差別の構造を利用しているのが差別なのである
 以前『週刊金曜日』で売春が女性差別か否かをめぐって、論争が読者を巻き込む混迷の泥試合になったことがあった。
 私見によれば、現状の売春は女性差別である。
 しかし、それは売春そのものがそうだというわけではない。他のあらゆるサービス産業との間で合理的な区別付けがつくわけではないし、あえてつければセックスワーカーへの差別となる。
 そうではなくて、「何の技能もない女性がまとまったお金を得て生活しなければならないときに、他に選ぶ適当な職業がない」という女性に不利な社会構造を、男の側が利用していることが差別なのである。
 もっと広く言えば、個性を生かして社会から評価されて生きていく道を見い出すに際して、女性にとっては、男と比べて他の選択肢が著しく狭められ、ただ容姿によって評価される道ばかりが異様に膨らんでいる社会構造そのものが問題なのであって、その点から言えば給仕もモデルもみな差別である。売春はその極端なケースというだけだ。

包括的えっち税のアイデア
 したがってこの差別を解消するのに、単純に売春業を禁止したりして解決できるわけではない。女性にとっての各種職業の雇用機会が真に男性と平等になり、セックスワークというものが、いろいろ選べる職業のうちの一つにすぎなくなったとき、はじめてこの差別は解消されるのである。
 そしてこれを実現する施策にかかる費用は、この差別の構造から利益を得ている者が支払うべきである。というわけで、次のアイデアである。
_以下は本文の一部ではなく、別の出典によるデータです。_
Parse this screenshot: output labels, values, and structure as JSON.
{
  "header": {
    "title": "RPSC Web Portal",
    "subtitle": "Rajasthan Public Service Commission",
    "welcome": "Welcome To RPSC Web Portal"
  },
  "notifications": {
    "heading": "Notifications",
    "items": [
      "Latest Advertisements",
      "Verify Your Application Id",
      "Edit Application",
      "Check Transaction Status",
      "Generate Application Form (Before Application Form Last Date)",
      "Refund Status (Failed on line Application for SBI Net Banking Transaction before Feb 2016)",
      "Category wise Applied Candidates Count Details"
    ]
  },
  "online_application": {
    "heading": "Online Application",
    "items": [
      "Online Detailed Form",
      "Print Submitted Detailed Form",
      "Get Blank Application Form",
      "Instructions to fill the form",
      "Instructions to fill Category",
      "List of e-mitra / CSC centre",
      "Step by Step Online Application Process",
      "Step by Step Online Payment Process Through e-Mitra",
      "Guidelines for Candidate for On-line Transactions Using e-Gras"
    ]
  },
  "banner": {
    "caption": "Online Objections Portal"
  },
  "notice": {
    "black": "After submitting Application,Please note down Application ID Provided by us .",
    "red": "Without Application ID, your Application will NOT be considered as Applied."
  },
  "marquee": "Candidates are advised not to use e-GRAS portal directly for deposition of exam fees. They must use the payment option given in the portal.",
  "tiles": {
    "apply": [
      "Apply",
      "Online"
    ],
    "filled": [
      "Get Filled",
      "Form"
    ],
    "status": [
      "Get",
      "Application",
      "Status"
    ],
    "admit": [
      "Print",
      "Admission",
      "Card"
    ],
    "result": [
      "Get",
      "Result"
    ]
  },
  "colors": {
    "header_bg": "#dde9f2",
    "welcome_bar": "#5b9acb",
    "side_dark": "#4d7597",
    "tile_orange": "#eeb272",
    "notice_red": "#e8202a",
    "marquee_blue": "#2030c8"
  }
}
  1.  売春は合法化し、経営の近代化と労働組合の組織化を支援する。

  2.  
  3.  あらゆる風俗産業や各種ポルノグラフィー生産物の販売・賃貸を含むすべてのえっちなもの商品に、包括的間接税をかけ、その税収をセックスワーカーをはじめとした女性のための、各種職業訓練事業にあてる。

  4.  
  5.  女性の様々な分野への社会進出が男性のデータに近付くにつれて、段階的に間接税の税率を低め、それにあわせて上記訓練事業を縮小していく。やがて社会進出を示すデータが男性と対等になった時点で、この税と訓練事業は廃止する。
なぜ「包括的」か
 この間接税がえっちなものに包括的にかけなければならない理由はこうである。消費者にとっての代替財が他にあるなかで、例えば売春だけをとりだすと、その価格が上がれば別の手段で性欲を満たそうとするので、その価格弾力性は大きい。よってそれだけに間接税をかけると、それを価格に転嫁したとき需要が大きく減るので、生産者は価格に転嫁することができず、間接税はワーカーも含む生産者の側の負担となってしまう。あくまで差別構造から便益を受けている男性の側に負担させようというためには、すべてのえっちなもの商品に包括的にかけなければならない。すべてのえっちなものをあわせれば、その価格弾力性はかなり小さいだろうからだ。
 それでもたしかに、この課税によってえっちなもの全体での需要が多少減るのは間違いない。しかしそれは、まだこの差別構造が存在し、「不本意な」生産資源がこの産業に流入する可能性がある以上は、多少政策的に需要を抑えておく必要があるという意味では合理的である。

 なお、この職業訓練事業の対象者を日本国民に限ったならば、外国人女性の身体を搾取して生まれた金で日本人女性が解放されるというグロテスクなことになる。だから、国内に居住するすべての女性を対象にしなければならない。